Depuração Introspectiva por Renovado Aprendizado.


Algumas obras nos obrigam renovadas leituras em fases posteriores de nossas vidas para que possamos perspectivar horizontes antes não vislumbrados. Tais obras têm na releitura a possibilidade de um novo aprendizado particular ou uma compreensão que anteriormente ou não éramos capazes de apreender ou que não estávamos dispostos a sequer considerar. “Les Misérables” (Os Miseráveis), obra escrita pelo francês, poeta, ativista pelos direitos humanos, dramaturgo, ensaísta, novelista, artista, estadista, Victor-Marie Hugo (1802 - 1885), é uma destas sempre “determinantes” e “depurativas” obras.

O trabalho em referência, cercado de misticismo e fantasia, engendrado com o que de melhor pode existir na arte da escrita, exibe, felizmente, o caráter social lamentável de uma época e denuncia as sempre injustiças que insistem em se proliferar continuamente e seguidamente na história do homem, mutilando a dignidade, acabando com o respeito e destruindo a fraternidade.

“Victor Hugo era um louco que se considerava Victor Hugo”. “Infelizmente, Victor Hugo foi o maior poeta da França”. “Victor Hugo era um surrealista genial e ao mesmo tempo um tolo sem antecessor”. Independentemente de como Victor Hugo seja considerado pelos seus admiradores ou detratores, sua influência persiste. Mas, em particular, seus “Les Misérables” incomoda, agride, oprime, pois ao escancarar a miséria no seu sentido absoluto, sem disfarces, exige de seus leitores renovadas e intensificadas reflexões sobre a dignidade humana roubada dos homens pelos próprios homens.

Considerado “o drama social e histórico do século XIX” a obra “Os Miseráveis”, embora, inquestionavelmente, constitua, também, uma produção literária de alto nível e sem igual, é fundamental, entretanto, para que os homens de distintas origens, de diferentes crenças e constituídos de diferenciadas morais abram os olhos sobre a miséria humana. Se esta obra pode ter um valor irmanado, de consenso, entre todos aqueles que a leram, é que a mesma obriga reconhecer, de forma compassiva e solidária, a miséria humana praticada ontem, hoje e sempre.

Embora, porém, existam excelentes traduções, nas mais distintas línguas, ler a obra na língua original em que foi escrita é sempre recomendado para não se correr o risco de perder parte alguma da essência, da filosofia (da razão suficiente) da obra. No caso muito particular de “Les Misérables” percebe-se que em outras línguas o estilo narrativo e descritivo perde um pouco da elegância e da riqueza características com que o autor francês dá vida a sua obra escrita em 1862.
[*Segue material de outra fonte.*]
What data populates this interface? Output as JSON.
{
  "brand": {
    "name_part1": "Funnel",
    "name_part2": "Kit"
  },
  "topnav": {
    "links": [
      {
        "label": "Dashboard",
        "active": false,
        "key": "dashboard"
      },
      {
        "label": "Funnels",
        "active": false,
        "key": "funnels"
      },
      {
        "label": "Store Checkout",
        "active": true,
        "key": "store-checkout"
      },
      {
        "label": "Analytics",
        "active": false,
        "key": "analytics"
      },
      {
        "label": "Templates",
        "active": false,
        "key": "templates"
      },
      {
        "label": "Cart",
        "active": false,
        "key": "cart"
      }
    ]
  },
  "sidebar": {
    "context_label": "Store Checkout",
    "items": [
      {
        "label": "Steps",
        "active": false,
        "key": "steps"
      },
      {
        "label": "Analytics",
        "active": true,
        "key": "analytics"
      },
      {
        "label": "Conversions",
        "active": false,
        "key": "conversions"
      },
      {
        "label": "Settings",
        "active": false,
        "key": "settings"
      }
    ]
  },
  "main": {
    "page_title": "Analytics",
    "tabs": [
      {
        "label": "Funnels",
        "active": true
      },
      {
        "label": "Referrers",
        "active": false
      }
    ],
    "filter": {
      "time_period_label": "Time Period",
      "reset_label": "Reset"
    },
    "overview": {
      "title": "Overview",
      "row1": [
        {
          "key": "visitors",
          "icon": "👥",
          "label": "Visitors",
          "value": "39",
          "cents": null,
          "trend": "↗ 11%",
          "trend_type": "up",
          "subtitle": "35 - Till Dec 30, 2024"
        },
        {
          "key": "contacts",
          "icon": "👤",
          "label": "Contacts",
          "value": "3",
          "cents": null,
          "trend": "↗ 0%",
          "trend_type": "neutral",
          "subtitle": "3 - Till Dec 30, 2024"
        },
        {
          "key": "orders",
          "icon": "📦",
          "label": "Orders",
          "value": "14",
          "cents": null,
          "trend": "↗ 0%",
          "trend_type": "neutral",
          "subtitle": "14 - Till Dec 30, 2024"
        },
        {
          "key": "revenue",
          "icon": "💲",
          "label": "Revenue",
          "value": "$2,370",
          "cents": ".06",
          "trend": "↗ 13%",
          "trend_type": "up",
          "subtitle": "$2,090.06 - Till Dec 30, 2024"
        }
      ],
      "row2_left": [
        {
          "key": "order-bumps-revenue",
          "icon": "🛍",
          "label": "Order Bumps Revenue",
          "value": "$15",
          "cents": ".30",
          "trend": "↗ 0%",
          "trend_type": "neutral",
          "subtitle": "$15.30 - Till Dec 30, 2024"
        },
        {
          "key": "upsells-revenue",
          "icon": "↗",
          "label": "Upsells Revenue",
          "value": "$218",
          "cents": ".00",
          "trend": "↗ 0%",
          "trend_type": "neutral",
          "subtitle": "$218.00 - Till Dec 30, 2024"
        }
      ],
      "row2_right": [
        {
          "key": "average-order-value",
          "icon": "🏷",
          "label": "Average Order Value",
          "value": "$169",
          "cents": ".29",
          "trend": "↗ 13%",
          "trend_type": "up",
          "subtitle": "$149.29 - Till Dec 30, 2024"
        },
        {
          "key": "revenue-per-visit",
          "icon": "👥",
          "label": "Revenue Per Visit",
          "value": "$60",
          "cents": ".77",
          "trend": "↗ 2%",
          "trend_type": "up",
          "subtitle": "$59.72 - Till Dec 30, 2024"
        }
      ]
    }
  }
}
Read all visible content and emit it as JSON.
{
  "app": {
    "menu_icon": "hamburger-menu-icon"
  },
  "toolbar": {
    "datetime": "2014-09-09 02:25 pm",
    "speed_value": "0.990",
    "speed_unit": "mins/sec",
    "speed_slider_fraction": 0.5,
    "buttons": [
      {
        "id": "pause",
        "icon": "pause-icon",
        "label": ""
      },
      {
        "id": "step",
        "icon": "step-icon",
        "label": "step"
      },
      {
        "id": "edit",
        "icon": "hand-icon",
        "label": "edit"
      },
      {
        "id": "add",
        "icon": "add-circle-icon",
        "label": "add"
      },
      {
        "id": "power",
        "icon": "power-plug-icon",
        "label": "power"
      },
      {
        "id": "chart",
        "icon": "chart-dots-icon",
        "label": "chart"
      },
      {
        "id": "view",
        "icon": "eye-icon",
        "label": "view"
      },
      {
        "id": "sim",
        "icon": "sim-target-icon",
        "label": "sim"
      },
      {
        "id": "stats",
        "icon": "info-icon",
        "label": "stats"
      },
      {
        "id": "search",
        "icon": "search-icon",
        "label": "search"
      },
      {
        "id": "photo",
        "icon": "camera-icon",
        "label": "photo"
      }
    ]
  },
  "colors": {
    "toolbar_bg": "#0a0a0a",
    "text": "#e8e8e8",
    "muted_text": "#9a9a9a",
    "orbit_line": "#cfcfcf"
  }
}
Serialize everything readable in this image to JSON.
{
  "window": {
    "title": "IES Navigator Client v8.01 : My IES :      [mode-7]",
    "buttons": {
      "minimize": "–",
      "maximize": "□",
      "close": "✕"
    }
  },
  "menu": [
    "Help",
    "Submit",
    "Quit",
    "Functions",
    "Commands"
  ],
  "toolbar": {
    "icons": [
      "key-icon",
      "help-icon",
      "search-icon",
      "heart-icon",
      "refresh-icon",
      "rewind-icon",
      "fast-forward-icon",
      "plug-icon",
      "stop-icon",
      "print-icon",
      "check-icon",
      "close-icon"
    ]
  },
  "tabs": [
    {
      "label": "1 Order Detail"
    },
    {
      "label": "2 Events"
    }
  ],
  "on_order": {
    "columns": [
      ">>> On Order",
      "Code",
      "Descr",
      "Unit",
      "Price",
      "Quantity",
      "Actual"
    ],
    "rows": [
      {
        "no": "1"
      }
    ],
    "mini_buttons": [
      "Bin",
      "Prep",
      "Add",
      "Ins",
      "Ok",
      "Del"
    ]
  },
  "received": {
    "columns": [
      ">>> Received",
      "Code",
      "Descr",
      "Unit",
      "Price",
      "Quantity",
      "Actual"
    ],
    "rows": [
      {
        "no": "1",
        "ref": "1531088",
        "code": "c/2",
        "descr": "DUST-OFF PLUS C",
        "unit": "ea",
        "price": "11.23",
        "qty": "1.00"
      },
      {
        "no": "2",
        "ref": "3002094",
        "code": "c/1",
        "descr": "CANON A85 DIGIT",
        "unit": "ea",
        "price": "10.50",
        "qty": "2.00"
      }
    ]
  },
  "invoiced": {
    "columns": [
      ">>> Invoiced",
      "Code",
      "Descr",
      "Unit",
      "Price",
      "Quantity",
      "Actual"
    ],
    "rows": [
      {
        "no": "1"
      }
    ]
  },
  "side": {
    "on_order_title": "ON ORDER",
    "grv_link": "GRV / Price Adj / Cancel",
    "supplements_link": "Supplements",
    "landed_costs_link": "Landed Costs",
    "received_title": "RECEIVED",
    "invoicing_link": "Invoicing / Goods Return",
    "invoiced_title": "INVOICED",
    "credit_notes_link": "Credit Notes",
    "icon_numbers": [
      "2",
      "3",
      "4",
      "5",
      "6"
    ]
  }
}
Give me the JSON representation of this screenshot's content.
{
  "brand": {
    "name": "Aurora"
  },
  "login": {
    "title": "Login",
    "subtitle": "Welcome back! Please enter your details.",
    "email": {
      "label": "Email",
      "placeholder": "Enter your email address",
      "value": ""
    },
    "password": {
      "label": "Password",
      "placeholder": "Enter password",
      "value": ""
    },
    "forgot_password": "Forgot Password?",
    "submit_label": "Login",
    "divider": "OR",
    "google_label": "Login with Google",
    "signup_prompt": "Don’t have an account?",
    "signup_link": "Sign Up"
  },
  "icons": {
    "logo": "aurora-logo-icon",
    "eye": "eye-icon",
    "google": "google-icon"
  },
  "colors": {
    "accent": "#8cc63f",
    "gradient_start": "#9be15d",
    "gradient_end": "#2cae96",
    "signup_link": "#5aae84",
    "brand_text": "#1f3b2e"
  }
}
Em outras línguas, que não a original, a redação, mesmo que, em muitas vezes seja esmerada, parece ser amenizada na intensidade psicológica quando comparada com o fausto barroco francês com o qual o implacável autor escreve, encanta e, ao mesmo tempo, aborrece (fere), castiga e oprime ao denunciar as injustiças vivenciadas na França do século XIX que, em maior ou menor intensidade, consciente ou inconscientemente, continuamos a reproduzir, nos dias atuais e em quaisquer lugares, de forma, também, miserável.